Quando ci improvvisiamo audiofili e parliamo di come la “natura suona ” – spesso aggiungendo meravigliosi nonsense tipo “senti come suona caldo questo vinile!” – non ci rendiamo conto di utilizzare involontariamente un ossimoro. Qualunque registrazione e riproduzione sonora è per sua stessa natura già qualcosa di artificiale. La tecnologia e l’intervento umano per forza di cose modificano il suono così com’è alla fonte.

Eppure, la natura ha realmente una sua “musica”. Una sua grammatica, un suo sfuggente impianto armonico-melodico. Provare ad afferrarlo e riprodurlo, e in qualche modo anche a “produrlo” dandogli forma, è una sfida che ha affascinato molti studiosi e musicisti.
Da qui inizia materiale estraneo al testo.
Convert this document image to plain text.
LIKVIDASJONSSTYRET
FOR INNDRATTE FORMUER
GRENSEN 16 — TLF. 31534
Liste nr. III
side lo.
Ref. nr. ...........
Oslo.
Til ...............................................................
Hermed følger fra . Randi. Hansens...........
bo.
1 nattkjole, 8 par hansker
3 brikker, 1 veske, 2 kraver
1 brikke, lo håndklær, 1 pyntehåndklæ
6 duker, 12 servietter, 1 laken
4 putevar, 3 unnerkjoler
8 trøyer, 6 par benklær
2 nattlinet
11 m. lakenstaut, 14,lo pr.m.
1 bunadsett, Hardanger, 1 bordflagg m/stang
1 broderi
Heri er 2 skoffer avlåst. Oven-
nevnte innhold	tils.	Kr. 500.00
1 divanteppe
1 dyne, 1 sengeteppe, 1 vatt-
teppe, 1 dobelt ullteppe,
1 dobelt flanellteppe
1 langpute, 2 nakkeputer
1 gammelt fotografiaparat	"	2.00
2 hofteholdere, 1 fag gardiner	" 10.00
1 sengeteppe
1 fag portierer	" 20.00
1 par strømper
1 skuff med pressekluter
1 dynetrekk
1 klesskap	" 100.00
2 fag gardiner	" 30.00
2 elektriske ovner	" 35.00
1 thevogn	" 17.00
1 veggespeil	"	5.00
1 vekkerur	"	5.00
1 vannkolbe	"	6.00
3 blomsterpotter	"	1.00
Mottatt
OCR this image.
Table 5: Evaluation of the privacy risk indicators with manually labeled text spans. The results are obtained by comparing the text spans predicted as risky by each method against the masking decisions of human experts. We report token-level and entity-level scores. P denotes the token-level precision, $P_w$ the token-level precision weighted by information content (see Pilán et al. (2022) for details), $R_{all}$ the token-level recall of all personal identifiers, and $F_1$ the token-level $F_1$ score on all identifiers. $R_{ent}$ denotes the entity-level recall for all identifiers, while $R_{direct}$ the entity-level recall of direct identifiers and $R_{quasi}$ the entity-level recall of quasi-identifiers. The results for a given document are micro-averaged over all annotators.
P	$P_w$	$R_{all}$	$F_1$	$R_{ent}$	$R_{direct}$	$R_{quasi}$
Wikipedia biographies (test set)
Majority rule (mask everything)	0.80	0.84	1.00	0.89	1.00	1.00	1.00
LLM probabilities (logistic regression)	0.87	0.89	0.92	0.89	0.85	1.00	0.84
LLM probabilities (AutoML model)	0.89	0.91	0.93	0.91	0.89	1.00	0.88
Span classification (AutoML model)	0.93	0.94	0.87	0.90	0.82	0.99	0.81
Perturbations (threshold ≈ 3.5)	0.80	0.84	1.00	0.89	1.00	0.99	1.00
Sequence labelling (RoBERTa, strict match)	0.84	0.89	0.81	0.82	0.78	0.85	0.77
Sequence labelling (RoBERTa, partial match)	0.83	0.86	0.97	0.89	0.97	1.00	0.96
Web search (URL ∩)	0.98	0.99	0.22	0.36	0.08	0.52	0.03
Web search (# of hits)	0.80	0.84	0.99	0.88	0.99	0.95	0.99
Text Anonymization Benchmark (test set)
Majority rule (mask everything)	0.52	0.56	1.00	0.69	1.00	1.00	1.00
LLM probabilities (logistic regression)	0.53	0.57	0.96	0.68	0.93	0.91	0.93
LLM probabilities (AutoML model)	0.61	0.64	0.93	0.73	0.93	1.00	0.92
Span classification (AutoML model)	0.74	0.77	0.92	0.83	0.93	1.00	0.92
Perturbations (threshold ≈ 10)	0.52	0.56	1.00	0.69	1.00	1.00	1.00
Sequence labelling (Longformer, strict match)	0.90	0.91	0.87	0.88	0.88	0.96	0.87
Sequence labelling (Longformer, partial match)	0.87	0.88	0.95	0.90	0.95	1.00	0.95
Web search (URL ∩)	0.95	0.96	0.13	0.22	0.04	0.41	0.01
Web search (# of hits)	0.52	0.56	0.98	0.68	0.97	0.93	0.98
I cosiddetti field recordings rappresentano un esperimento interessante soprattutto perché implicano un ribaltamento di prospettiva: è la natura (oceani, venti, alberi, corsi d’acqua, animali) a condurre il gioco.

Si tratta di «un’esperienza sonora intensa e vibrante, dove non è il compositore a imporre la partitura ma sono le note che sgorgano direttamente dagli ambienti naturali a guidare il processo creativo e indicare la strada da seguire». Parole di Max Casacci, chitarrista fondatore dei Subsonica, che negli ultimi dieci anni si è appassionato al sogno di ogni buon alchimista e in diverse occasioni ha provato a estrarre vibrazioni (sub)soniche dalla natura e dall’ambiente circostante. Dopo aver messo in musica i rumori di una fornace del vetro di Murano e reso jazz (insieme a fuoriclasse del genere come Enrico Rava) i suoni urbani di Torino, ha recentemente portato a compimento il suo percorso di ricerca con il progetto Earthphonia. Un cd (disponibile in forma liquida anche sulle piattaforme di streaming) abbinato a un libro, ideato in collaborazione con Slow Food e scritto con il geologo, divulgatore scientifico e noto volto televisivo Mario Tozzi.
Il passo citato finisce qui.